Interview Lydia
interview Lydia
Lydia Wernsen (55) biedt met collega’s van het Vivium wijkteam al jaren zorg aan huis bij Jos van Delft (60) vanwege zijn progressieve ruggenmergziekte. Ze houden allebei van muziek. Hij wijst op z’n platenspeler en lp’s: “Als Lydia er is, dan draaien we lekker hard jaren 60- en 70-muziek.”
“Zany [de zwarte kat, red.] begint meteen te mauwen als ze door de achterpoort komt”, vertelt hij hoe ingeburgerd Lydia in zijn leven is. Zij knikt en lacht: “Voordat ik aan de slag kan, moet ik eerst dat beestje aanhalen.” Het wijkteam komt drie keer op een dag helpen met het aantrekken van broek en sokken, en het naar bed gaan. Het douchen wisselt Lydia af met een vaste collega.

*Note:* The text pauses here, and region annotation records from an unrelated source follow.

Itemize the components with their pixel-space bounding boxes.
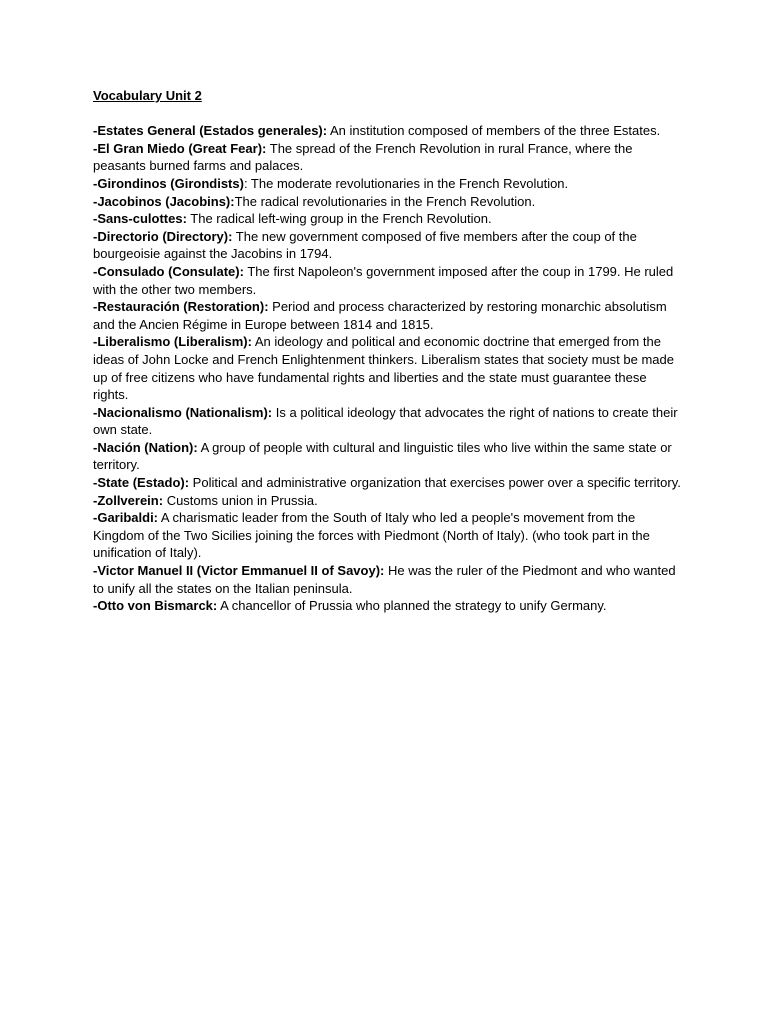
vocab-definition: The first Napoleon's government imposed after the coup in 1799. He ruled with the other two members. xyxy=(93,263,674,297)
vocab-definition: Political and administrative organization that exercises power over a specific territory. xyxy=(189,475,681,491)
vocab-term: -Victor Manuel II (Victor Emmanuel II of Savoy): xyxy=(93,563,385,579)
vocab-term: -Restauración (Restoration): xyxy=(93,299,269,315)
vocab-definition: An ideology and political and economic doctrine that emerged from the ideas of John Locke and French Enlightenment thinkers. Liberalism states that society must be made up of free citizens who have fundamental rights and liberties and the state must guarantee these rights. xyxy=(93,334,674,403)
vocab-definition: The radical revolutionaries in the French Revolution. xyxy=(234,193,536,209)
vocab-term: -Estates General (Estados generales): xyxy=(93,123,328,139)
vocab-term: -Otto von Bismarck: xyxy=(93,598,218,614)
vocab-definition: A charismatic leader from the South of Italy who led a people's movement from the Kingdom of the Two Sicilies joining the forces with Piedmont (North of Italy). (who took part in the unification of Italy). xyxy=(93,510,650,561)
vocab-definition: He was the ruler of the Piedmont and who wanted to unify all the states on the Italian peninsula. xyxy=(93,563,676,596)
vocab-entry xyxy=(93,298,683,333)
vocab-definition: The new government composed of five members after the coup of the bourgeoisie against the Jacobins in 1794. xyxy=(93,228,637,262)
vocab-entry xyxy=(93,404,683,439)
title-spacer xyxy=(93,105,683,123)
vocab-entry xyxy=(93,263,683,298)
vocab-term: -Nacionalismo (Nationalism): xyxy=(93,404,273,420)
vocab-definition: A group of people with cultural and linguistic tiles who live within the same state or territory. xyxy=(93,439,672,473)
vocab-term: -Liberalismo (Liberalism): xyxy=(93,334,252,350)
document-title: Vocabulary Unit 2 xyxy=(93,88,202,103)
vocab-entry xyxy=(93,439,683,474)
vocab-term: -Girondinos (Girondists) xyxy=(93,175,244,191)
vocab-term: -Consulado (Consulate): xyxy=(93,263,244,279)
vocab-entry xyxy=(93,492,683,510)
vocab-entry xyxy=(93,228,683,263)
vocab-definition: : The moderate revolutionaries in the French Revolution. xyxy=(243,175,569,191)
vocab-entry xyxy=(93,474,683,492)
vocab-term: -Sans-culottes: xyxy=(93,211,187,227)
vocab-definition: Customs union in Prussia. xyxy=(163,492,318,508)
vocab-entry xyxy=(93,122,683,140)
vocab-term: -Zollverein: xyxy=(93,492,164,508)
vocab-definition: Is a political ideology that advocates the right of nations to create their own state. xyxy=(93,404,678,438)
vocab-entry xyxy=(93,140,683,175)
vocab-definition: The spread of the French Revolution in rural France, where the peasants burned farms and palaces. xyxy=(93,140,633,174)
vocab-definition: Period and process characterized by restoring monarchic absolutism and the Ancien Régime in Europe between 1814 and 1815. xyxy=(93,299,667,332)
vocab-entry xyxy=(93,175,683,193)
vocab-entry xyxy=(93,509,683,562)
document-content xyxy=(93,86,683,615)
vocab-term: -State (Estado): xyxy=(93,475,190,491)
vocab-entry xyxy=(93,333,683,403)
vocab-entry xyxy=(93,210,683,228)
vocab-definition: The radical left-wing group in the French Revolution. xyxy=(186,211,492,227)
vocab-definition: An institution composed of members of the three Estates. xyxy=(327,123,661,139)
vocab-term: -Garibaldi: xyxy=(93,510,159,526)
vocab-term: -Nación (Nation): xyxy=(93,439,198,455)
vocab-term: -El Gran Miedo (Great Fear): xyxy=(93,140,267,156)
vocab-definition: A chancellor of Prussia who planned the strategy to unify Germany. xyxy=(217,598,607,614)
vocab-entry xyxy=(93,562,683,597)
vocab-entry xyxy=(93,597,683,615)
vocab-term: -Jacobinos (Jacobins): xyxy=(93,193,235,209)
vocab-entry xyxy=(93,193,683,211)
vocab-term: -Directorio (Directory): xyxy=(93,228,233,244)
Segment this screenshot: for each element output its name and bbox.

“Fijn om dezelfde, vertrouwde gezichten te zien”, spreekt meneer zijn waardering uit. “Het is een klein team; ik ken ze allemaal. Met Lydia is het altijd gezellig. We drinken een kop koffie en ze biedt een luisterend oor. Wat ik haar vertel, blijft tussen ons.” Op haar beurt geniet Lydia van zijn verhalen, over vroeger en wat hij nu meemaakt. “Hij blijft zo positief. Dat vind ik zo knap. Hij onderneemt veel, gaat er in zijn elektrische rolstoel op uit en werkt nog steeds 2 middagen. Hij probeert dingen altijd eerst zelf. Soms gaat dat weleens mis. Dan zeg ik weleens: bel nou gewoon. Ja, ook ’s nachts.” Ze kijkt hem quasibestraffend aan. “Daar zijn we voor.”

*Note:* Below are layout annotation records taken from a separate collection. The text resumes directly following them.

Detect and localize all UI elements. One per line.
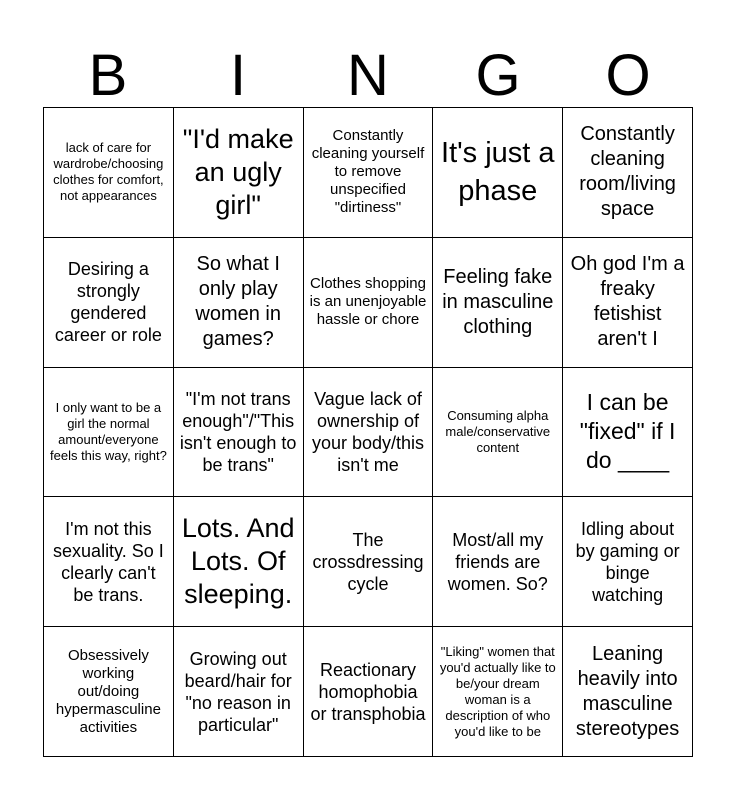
bingo-cell-r5c1[interactable] xyxy=(44,627,174,757)
bingo-cell-r3c5[interactable] xyxy=(563,368,693,498)
bingo-cell-r2c1[interactable] xyxy=(44,238,174,368)
header-letter-b: B xyxy=(88,43,128,108)
cell-text: Desiring a strongly gendered career or role xyxy=(54,259,162,346)
bingo-cell-r3c1[interactable] xyxy=(44,368,174,498)
bingo-cell-r2c4[interactable] xyxy=(433,238,563,368)
cell-text: Oh god I'm a freaky fetishist aren't I xyxy=(570,253,685,351)
cell-text: Idling about by gaming or binge watching xyxy=(575,518,680,605)
bingo-cell-r4c5[interactable] xyxy=(563,497,693,627)
cell-text: Feeling fake in masculine clothing xyxy=(442,265,554,338)
header-letter-g: G xyxy=(475,43,521,108)
cell-text: Obsessively working out/doing hypermasculine activities xyxy=(55,646,161,736)
cell-text: "Liking" women that you'd actually like to be/your dream woman is a description of who you'd like to be xyxy=(439,643,556,739)
bingo-header xyxy=(43,44,693,108)
header-letter-i: I xyxy=(229,43,247,108)
cell-text: Leaning heavily into masculine stereotypes xyxy=(575,642,680,740)
bingo-cell-r2c5[interactable] xyxy=(563,238,693,368)
bingo-grid xyxy=(43,107,693,757)
cell-text: So what I only play women in games? xyxy=(195,253,281,351)
bingo-cell-r1c3[interactable] xyxy=(304,108,434,238)
cell-text: Growing out beard/hair for "no reason in particular" xyxy=(184,648,292,735)
cell-text: Most/all my friends are women. So? xyxy=(447,529,548,594)
cell-text: I can be "fixed" if I do ____ xyxy=(579,389,676,474)
bingo-cell-r5c3[interactable] xyxy=(304,627,434,757)
header-letter-n: N xyxy=(347,43,389,108)
bingo-cell-r4c3[interactable] xyxy=(304,497,434,627)
cell-text: It's just a phase xyxy=(441,137,555,208)
bingo-cell-r2c2[interactable] xyxy=(174,238,304,368)
bingo-cell-r1c2[interactable] xyxy=(174,108,304,238)
bingo-cell-r5c2[interactable] xyxy=(174,627,304,757)
bingo-cell-r3c2[interactable] xyxy=(174,368,304,498)
cell-text: Vague lack of ownership of your body/this isn't me xyxy=(311,388,425,475)
cell-text: "I'd make an ugly girl" xyxy=(182,123,294,220)
header-letter-o: O xyxy=(605,43,651,108)
bingo-cell-r3c4[interactable] xyxy=(433,368,563,498)
bingo-cell-r4c2[interactable] xyxy=(174,497,304,627)
bingo-cell-r1c1[interactable] xyxy=(44,108,174,238)
cell-text: The crossdressing cycle xyxy=(312,529,424,594)
cell-text: Lots. And Lots. Of sleeping. xyxy=(181,513,295,610)
bingo-cell-r5c4[interactable] xyxy=(433,627,563,757)
bingo-cell-r2c3[interactable] xyxy=(304,238,434,368)
cell-text: I only want to be a girl the normal amount/everyone feels this way, right? xyxy=(50,399,167,463)
bingo-cell-r4c4[interactable] xyxy=(433,497,563,627)
cell-text: I'm not this sexuality. So I clearly can't be trans. xyxy=(53,518,164,605)
cell-text: lack of care for wardrobe/choosing clothes for comfort, not appearances xyxy=(53,140,164,204)
bingo-cell-r1c4[interactable] xyxy=(433,108,563,238)
bingo-cell-r5c5[interactable] xyxy=(563,627,693,757)
cell-text: Reactionary homophobia or transphobia xyxy=(310,659,426,724)
cell-text: Constantly cleaning room/living space xyxy=(579,123,676,221)
cell-text: Constantly cleaning yourself to remove unspecified "dirtiness" xyxy=(311,127,425,217)
bingo-cell-r4c1[interactable] xyxy=(44,497,174,627)
cell-text: "I'm not trans enough"/"This isn't enough to be trans" xyxy=(179,388,297,475)
bingo-cell-r1c5[interactable] xyxy=(563,108,693,238)
cell-text: Clothes shopping is an unenjoyable hassle or chore xyxy=(309,275,427,329)
cell-text: Consuming alpha male/conservative content xyxy=(445,407,551,455)
bingo-cell-r3c3[interactable] xyxy=(304,368,434,498)
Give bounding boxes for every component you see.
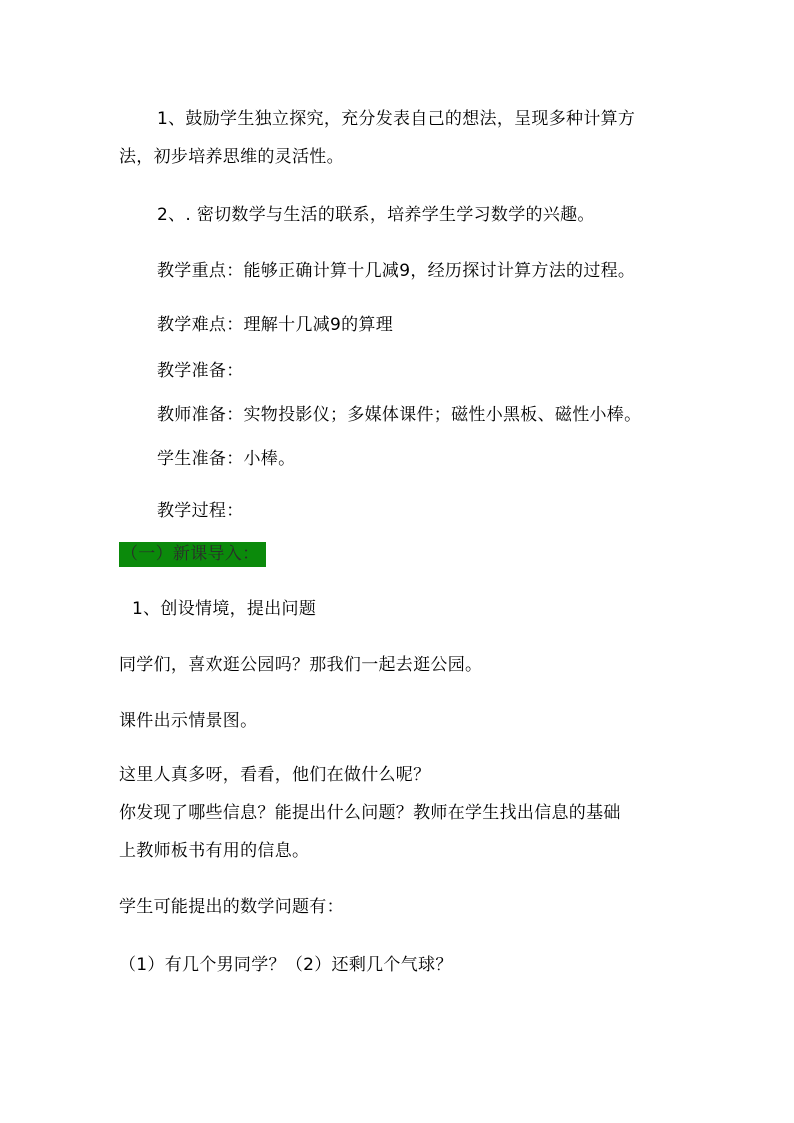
step-1-title: 1、创设情境，提出问题 [132,599,317,619]
possible-questions-intro: 学生可能提出的数学问题有： [119,897,344,917]
intro-question: 同学们，喜欢逛公园吗？那我们一起去逛公园。 [119,655,483,675]
goal-2: 2、. 密切数学与生活的联系，培养学生学习数学的兴趣。 [157,205,595,225]
teaching-focus: 教学重点：能够正确计算十几减9，经历探讨计算方法的过程。 [157,261,636,281]
goal-1-line-2: 法，初步培养思维的灵活性。 [119,147,344,167]
teaching-process: 教学过程： [157,501,244,521]
section-heading: （一）新课导入： [121,544,260,564]
teacher-preparation: 教师准备：实物投影仪；多媒体课件；磁性小黑板、磁性小棒。 [157,405,642,425]
teaching-preparation: 教学准备： [157,361,244,381]
possible-questions: （1）有几个男同学？（2）还剩几个气球？ [119,955,453,975]
student-preparation: 学生准备：小棒。 [157,449,296,469]
info-question-line-2: 上教师板书有用的信息。 [119,841,310,861]
goal-1-line-1: 1、鼓励学生独立探究，充分发表自己的想法，呈现多种计算方 [157,109,636,129]
info-question-line-1: 你发现了哪些信息？能提出什么问题？教师在学生找出信息的基础 [119,803,621,823]
teaching-difficulty: 教学难点：理解十几减9的算理 [157,315,394,335]
show-scene: 课件出示情景图。 [119,711,258,731]
scene-prompt: 这里人真多呀，看看，他们在做什么呢？ [119,765,431,785]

Lydia werkt al 35 jaar in de zorg, waarvan 15 jaar bij Vivium en sinds 6 jaar als zelfsturend team. Ze roemt de deskundigheid van haar collega’s. “We hebben een heel leuk team.” Met een knipoog vult ze aan: “En we zoeken nog nieuwe collega’s.” De vrijheid en afwisseling noemt ze als grootste pluspunten van haar werk. “Lekker op de fiets de wijk in. Elke situatie, elke woning is weer anders. Ik kom ook op boerderijen met nu veel pasgeboren beesten. Iedere cliënt is blij als je komt: met onze zorg kunnen ze thuis blijven wonen. Je bouwt een band met mensen op.” Door de kleinschaligheid is het contact met elke cliënt intensief. “Zo signaleer je zaken ook eerder”, legt ze uit.

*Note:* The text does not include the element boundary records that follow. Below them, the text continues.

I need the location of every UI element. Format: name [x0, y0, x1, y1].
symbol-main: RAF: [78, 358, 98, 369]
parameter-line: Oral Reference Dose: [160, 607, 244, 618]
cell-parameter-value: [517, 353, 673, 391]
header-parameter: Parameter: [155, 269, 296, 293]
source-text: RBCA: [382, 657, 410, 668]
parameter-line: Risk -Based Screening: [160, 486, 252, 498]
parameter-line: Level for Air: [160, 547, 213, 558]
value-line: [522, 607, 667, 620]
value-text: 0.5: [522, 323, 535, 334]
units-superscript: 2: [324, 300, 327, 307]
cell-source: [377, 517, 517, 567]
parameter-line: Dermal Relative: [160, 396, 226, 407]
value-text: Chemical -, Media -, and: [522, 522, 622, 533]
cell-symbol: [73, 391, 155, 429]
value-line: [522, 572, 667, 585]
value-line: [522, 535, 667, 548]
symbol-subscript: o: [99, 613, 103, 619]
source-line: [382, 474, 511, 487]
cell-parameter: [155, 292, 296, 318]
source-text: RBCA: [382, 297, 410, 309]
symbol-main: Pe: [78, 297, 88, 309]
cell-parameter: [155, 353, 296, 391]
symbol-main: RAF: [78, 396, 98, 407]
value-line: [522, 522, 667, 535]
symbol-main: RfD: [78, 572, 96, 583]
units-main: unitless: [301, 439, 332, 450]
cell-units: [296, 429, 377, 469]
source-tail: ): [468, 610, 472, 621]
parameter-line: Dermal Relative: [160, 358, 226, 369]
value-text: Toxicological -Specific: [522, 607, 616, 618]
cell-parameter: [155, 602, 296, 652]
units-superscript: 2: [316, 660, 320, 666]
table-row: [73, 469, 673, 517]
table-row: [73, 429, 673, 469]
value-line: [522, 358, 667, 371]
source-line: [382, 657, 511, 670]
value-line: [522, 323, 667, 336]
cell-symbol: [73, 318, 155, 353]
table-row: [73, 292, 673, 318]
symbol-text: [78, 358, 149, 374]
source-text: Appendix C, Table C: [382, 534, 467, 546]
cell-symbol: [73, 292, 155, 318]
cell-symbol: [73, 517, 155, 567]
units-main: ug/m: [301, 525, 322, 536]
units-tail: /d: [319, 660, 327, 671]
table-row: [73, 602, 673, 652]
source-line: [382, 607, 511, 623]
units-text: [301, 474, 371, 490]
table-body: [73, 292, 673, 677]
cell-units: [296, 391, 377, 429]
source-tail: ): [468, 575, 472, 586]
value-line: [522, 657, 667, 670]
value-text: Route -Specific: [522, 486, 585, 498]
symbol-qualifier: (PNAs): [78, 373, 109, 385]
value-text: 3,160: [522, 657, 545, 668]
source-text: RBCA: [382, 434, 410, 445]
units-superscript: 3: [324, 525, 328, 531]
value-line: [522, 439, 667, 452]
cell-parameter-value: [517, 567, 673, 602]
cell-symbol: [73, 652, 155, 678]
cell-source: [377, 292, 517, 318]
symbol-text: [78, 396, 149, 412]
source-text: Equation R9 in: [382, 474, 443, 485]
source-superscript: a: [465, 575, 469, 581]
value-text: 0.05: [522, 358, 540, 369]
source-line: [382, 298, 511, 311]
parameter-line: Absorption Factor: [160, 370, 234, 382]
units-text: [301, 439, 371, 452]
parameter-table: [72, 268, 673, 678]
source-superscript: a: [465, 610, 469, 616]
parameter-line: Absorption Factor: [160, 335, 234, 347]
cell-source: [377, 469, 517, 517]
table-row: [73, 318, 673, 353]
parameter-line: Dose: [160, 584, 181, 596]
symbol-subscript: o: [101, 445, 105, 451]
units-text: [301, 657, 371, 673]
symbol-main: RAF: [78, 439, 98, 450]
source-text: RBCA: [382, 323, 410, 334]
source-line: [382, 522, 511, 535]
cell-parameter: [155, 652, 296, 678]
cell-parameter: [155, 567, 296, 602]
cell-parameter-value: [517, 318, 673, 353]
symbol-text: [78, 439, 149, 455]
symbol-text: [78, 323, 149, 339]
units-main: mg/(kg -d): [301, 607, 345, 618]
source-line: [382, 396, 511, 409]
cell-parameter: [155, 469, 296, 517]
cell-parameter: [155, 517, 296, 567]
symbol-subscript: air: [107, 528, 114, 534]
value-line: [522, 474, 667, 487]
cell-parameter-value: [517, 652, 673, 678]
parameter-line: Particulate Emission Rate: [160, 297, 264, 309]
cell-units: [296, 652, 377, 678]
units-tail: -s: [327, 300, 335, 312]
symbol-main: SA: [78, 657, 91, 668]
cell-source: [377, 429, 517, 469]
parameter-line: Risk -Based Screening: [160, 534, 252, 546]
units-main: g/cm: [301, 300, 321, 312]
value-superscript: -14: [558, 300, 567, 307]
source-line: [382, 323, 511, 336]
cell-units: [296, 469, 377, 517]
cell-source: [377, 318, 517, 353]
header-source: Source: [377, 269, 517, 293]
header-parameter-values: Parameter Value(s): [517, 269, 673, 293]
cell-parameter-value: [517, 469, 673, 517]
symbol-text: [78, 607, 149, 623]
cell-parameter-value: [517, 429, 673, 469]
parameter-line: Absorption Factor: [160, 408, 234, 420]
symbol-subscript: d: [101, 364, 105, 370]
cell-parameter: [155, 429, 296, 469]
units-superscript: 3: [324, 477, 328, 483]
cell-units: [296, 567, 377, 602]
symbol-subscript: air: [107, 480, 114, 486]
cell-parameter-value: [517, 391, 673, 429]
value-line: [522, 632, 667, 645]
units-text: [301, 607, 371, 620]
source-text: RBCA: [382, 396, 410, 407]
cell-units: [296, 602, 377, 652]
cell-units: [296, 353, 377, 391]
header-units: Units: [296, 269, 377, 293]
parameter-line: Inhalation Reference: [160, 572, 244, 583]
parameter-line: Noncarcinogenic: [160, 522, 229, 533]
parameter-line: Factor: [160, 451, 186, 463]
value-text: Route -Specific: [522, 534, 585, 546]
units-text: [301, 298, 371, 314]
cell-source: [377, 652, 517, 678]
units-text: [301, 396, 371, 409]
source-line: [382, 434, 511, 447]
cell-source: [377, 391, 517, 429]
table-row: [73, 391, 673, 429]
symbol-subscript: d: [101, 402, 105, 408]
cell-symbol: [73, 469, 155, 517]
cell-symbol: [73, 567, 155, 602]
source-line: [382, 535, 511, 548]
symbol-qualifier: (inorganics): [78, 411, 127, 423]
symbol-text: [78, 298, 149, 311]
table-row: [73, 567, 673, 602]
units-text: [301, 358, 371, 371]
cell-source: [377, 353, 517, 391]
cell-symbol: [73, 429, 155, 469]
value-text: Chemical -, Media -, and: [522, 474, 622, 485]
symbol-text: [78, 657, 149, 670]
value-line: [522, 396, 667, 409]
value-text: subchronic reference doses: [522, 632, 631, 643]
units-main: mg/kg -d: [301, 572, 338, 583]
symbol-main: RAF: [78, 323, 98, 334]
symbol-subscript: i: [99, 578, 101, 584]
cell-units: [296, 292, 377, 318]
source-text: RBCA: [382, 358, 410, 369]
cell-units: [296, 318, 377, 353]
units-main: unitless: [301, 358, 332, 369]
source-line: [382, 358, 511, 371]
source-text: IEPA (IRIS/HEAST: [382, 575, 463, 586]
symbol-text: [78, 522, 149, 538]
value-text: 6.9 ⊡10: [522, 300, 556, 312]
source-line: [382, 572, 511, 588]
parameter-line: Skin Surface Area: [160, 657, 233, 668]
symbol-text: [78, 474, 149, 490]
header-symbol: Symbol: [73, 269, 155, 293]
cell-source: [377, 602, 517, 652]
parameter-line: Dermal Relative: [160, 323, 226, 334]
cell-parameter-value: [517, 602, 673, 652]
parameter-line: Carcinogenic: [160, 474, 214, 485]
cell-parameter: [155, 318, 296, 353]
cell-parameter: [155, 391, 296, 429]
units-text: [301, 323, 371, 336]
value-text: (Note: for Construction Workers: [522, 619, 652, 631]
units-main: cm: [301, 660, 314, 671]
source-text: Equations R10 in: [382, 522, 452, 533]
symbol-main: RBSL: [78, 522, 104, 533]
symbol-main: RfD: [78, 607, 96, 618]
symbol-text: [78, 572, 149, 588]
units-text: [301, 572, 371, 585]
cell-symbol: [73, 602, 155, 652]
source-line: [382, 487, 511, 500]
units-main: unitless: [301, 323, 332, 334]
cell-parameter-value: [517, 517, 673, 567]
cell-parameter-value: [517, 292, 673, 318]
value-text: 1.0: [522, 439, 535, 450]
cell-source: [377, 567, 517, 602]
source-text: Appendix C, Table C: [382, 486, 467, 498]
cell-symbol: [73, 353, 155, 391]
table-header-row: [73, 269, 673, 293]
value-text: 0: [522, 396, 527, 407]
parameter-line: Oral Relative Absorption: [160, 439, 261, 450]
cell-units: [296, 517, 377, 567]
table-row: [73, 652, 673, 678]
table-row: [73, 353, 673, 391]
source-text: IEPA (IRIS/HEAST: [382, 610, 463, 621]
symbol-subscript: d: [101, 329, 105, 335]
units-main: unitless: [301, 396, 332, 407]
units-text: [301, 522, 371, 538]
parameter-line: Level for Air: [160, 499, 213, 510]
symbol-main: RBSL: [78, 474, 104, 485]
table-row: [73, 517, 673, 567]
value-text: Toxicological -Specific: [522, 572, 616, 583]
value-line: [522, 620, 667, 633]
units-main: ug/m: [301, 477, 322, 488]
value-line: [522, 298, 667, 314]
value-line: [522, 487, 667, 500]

De lijntjes met collega’s, de huisarts en apotheker zijn kort.” Meneer Van Delft geeft meteen een voorbeeld: “Als ik vermoed dat ik blaasontsteking heb, dan zorg ik dat mijn urine klaarstaat als ze komt. Zij brengt die dan naar de huisarts, die me een paar uur later belt met de uitslag.” Ze heeft een jaartje administratief werk gedaan. “Dat is niks voor mij. Ik moet echt met mensen werken.” Een familie-‘kwaal’, want haar dochter werkt bij Vivium De Stichtse Hof en ook haar zus, broer en nichten werken in de zorg.
Zwaar vindt ze het niet. “Je moet bij sommige handelingen gewoon goed op je houding letten.” Bij haar wijkteam schuift de directeur regelmatig bij vergaderingen aan. “Dan kun je zeggen of vragen wat je wilt. We kunnen cursussen en opleidingen volgen, en worden regelmatig uitgenodigd mee te denken over de organisatie.” Lydia wil vooral ‘gewoon lekker werken’. Toch doet ze zoveel meer dan ‘gewoon’. Zo heeft Lydia meneer Van Delft eens met rolstoel en al in de auto meegenomen naar de platenzaak van haar man in Bussum. “Daar heeft hij lekker tussen de lp’s kunnen snuffelen.” Meneer weet het nog goed: “Die ene plaat van Earth & Fire hadden ze niet.” Zijn ogen fonkelen bij de herinnering. “Maar toen ik jarig was, kreeg ik die van Lydia en haar collega met wie ze me om de beurt helpt douchen, cadeau.”